The Big Data components of Azure let you build solutions which can process billions of events, using technologies you already know. In this course, we build a real world Big Data solution in two phases, starting with just .NET technologies and then adding Hadoop tools.
How do you make sense of Big Data? When you’re receiving 100 million events per hour and you need to save them all permanently, but also process key metrics to show real-time dashboards, what technologies and platforms can you use? This course answers those questions using Microsoft Azure, .NET, and Hadoop technologies: Event Hubs, Cloud Services, Web Apps, Blob Storage, SQL Azure, and HDInsight. We build a real solution that can process ten billion events every month, store them for permanent access, and distill key streams of data into powerful real-time visualizations.
Ingesting Data into Event Hubs Hey, how are you doing? I'm Elton, and this is Ingesting Data into Event Hubs, the next module in Real World Big Data in Azure. At the core of a big data solution is a message queue, which can receive huge numbers of events and make them available for processes to read. In Azure, we have event hubs, which can scale up to receive millions of messages per second, store them for up to seven days and make them available for multiple processes to read. We can plug in different components to receive messages, and they all get a copy of every event which means there's really no limit to what we can do with our platform. In this module, we're going to look at how event hubs work and why they're a key part of the solution. We'll create an event hub and see how it can be configured. Some parts of the setup are fixed once it's created, so you need to understand what you can change and when. We'll look at why we're using our own API rather than having the client send to event hubs directly, and then we'll plug in the REST API from module one into the event hub and start capturing our events. We'll keep our focus on running efficiently and reliably, and we'll see some of the practical limits of event hubs which you need to know about to get the best from the platform. Then we'll look at how we can test our solution outside of Azure so we can build up a suite of end to end tests that give us confidence in the whole stack. And lastly, we'll deploy what we have so far to the cloud, push some events through and see how our JSON logging framework gives us good traceability.

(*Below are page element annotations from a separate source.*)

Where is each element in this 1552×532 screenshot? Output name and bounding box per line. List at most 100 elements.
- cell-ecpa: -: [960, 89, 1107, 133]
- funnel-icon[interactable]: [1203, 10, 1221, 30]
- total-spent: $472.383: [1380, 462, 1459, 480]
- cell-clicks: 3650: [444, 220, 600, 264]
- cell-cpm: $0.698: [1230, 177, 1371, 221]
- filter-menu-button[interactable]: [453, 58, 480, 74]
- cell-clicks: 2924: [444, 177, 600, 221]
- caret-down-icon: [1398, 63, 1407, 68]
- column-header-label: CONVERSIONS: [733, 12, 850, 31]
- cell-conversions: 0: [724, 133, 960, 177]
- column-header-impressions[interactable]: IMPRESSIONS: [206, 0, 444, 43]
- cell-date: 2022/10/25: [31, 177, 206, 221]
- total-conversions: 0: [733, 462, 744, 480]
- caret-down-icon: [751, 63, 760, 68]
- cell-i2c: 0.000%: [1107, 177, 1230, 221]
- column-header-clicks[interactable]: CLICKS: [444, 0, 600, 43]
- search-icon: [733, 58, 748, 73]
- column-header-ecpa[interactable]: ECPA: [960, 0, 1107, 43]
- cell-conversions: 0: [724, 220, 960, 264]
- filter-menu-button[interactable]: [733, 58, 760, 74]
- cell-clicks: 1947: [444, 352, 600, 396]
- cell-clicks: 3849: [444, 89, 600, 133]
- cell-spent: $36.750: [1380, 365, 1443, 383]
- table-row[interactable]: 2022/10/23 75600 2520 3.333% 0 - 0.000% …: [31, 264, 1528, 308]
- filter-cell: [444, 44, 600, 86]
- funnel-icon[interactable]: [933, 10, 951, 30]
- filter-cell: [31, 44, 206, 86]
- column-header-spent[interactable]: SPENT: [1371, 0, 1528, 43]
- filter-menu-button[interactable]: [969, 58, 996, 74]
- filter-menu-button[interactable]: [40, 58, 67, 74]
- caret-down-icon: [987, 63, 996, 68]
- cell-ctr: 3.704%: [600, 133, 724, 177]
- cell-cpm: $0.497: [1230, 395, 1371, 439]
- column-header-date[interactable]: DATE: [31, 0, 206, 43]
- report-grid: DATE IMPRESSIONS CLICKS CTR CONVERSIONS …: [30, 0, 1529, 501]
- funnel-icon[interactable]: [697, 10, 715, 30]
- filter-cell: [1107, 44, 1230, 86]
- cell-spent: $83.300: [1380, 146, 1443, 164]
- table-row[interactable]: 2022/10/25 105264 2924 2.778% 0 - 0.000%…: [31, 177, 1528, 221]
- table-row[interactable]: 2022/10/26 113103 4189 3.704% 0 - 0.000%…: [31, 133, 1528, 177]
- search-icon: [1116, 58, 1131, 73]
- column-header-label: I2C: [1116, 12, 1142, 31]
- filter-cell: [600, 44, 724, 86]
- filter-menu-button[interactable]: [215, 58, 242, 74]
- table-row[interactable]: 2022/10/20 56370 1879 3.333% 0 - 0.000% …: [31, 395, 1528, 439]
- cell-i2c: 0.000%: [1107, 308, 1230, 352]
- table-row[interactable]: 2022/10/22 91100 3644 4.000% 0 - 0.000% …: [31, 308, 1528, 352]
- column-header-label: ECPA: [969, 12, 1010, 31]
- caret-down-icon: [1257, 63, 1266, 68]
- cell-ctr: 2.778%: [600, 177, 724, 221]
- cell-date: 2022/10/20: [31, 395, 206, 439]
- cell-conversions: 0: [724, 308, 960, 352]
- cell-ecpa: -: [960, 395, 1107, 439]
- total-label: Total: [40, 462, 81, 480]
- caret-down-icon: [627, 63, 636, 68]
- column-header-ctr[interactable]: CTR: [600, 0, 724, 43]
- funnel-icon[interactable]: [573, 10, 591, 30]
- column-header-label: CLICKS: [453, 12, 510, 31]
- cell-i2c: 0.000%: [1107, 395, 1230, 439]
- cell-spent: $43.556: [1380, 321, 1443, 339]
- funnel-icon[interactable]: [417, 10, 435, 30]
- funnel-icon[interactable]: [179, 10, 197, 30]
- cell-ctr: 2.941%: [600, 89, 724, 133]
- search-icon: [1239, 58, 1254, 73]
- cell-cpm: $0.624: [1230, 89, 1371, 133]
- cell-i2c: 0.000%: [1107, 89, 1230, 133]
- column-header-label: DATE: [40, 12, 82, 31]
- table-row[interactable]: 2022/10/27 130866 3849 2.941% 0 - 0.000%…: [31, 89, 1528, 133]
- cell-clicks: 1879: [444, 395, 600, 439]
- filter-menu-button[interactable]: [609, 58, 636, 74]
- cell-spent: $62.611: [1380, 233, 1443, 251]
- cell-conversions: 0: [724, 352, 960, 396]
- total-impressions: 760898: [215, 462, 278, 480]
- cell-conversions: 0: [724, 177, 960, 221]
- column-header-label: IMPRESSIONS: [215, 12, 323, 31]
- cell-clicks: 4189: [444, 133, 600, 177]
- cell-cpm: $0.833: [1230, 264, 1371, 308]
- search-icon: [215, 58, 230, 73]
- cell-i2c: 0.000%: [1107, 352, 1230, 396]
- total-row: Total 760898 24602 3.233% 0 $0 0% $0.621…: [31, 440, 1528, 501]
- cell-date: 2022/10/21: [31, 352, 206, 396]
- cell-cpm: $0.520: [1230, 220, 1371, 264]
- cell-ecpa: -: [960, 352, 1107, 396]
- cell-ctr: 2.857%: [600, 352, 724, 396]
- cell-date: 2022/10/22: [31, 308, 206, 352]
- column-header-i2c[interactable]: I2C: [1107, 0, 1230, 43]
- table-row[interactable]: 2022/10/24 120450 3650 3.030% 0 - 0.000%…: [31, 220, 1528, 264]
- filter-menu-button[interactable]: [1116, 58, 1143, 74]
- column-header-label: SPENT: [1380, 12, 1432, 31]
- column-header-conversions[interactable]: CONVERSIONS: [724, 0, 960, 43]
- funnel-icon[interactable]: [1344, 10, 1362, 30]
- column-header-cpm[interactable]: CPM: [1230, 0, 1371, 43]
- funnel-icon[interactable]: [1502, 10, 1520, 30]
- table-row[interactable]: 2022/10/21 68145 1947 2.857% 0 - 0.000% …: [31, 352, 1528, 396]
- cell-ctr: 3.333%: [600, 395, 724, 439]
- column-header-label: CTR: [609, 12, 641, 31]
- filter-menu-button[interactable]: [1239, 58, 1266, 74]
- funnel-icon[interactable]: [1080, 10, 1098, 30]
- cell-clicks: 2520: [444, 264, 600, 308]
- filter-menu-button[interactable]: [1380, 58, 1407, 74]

Storing Event Data for Batch Queries Hey, how you doing? I'm Elton and this is Storing Event Data for Batch Queries. The next module in real world big data in Azure. In big data solutions typically is the real-time output that people want to see. The colorful dashboards and that they're constantly updating. They look great and they distill huge amounts of data into manageable chunks of really useful information. We'll be building that stuff soon but the other output of big data is deep storage. It doesn't look flash but if anything, it's even more important. Deep storage means storing every event permanently in its raw form so that we can query it later. This is a real enabler for the business. When you put your big data solution life often people don't know exactly what output they want to see. But later when someone says, "Can you tell me "how many of these? " Or "When is it people are doing this? " That's when deep storage comes in. As long as you've been storing all those events, you can build a query to answer new questions going back over all the historical data. We're going to use Azure Blob Storage for our deep storage component. Blob storage is Hadoop compatible so it's easy to query our events. It's reliable and highly available and it's cheap. We're just storing events on disks somewhere in a data center, we're not using any compute resource for the actual storage and only minimal resources to pull events from the hub and store them as blobs. So if we're handling billions of messages every week and storing terabytes of data every month our Azure bill is still going to be comparatively small. And we're going to have all the data we need to answer any type of questions from finding one single event to correlating and aggregating across billions of events.
Using HBase for Storage Hey, how are you doing? I'm Elton, and this is using HBase for Storage. The final module in Real World Big Data in Azure. We're going to learn about HBase, which is a NoSQL database specifically designed for storing massive quantities of data in a flexible and highly-performant way. It's a tool which is perfect for real-time analytics of big data, and the Azure implementation in HDInsight is fully-featured, albeit a couple of versions behind the official Apache release. HBase is an open source implementation of Google's Bigtable database, which was designed for indexing web searches, and scales to run reliably across thousands of nodes and store thousands of terabytes of data securely. HBase really deserves a course of its own, but we'll cover enough here to show you where it's a good fit, how to integrate it with other technologies that we've seen in the course, and the key factors to consider when you're designing your tables in HBase, which needs a very different approach from modeling data in SQL, and other NoSQL databases. In this module, we'll use HBase as an alternative data store for real-time analytics. Because we can store much more data than we could in SQL, but still access it very quickly, we can support a much finer level of detail in our analytics, and visualize more meaningful data in our dashboards. We'll populate an HBase table containing device error logs using Storm, and then show the data with a new dashboard in Dashing. net. We'll see how to set up HBase in Azure, how to read and write from it using the. NET SDK, and how to think about structuring your data for fast access. As this is the last module in the course, we'll end with a summary of what we've learned, and the solutions that we've built.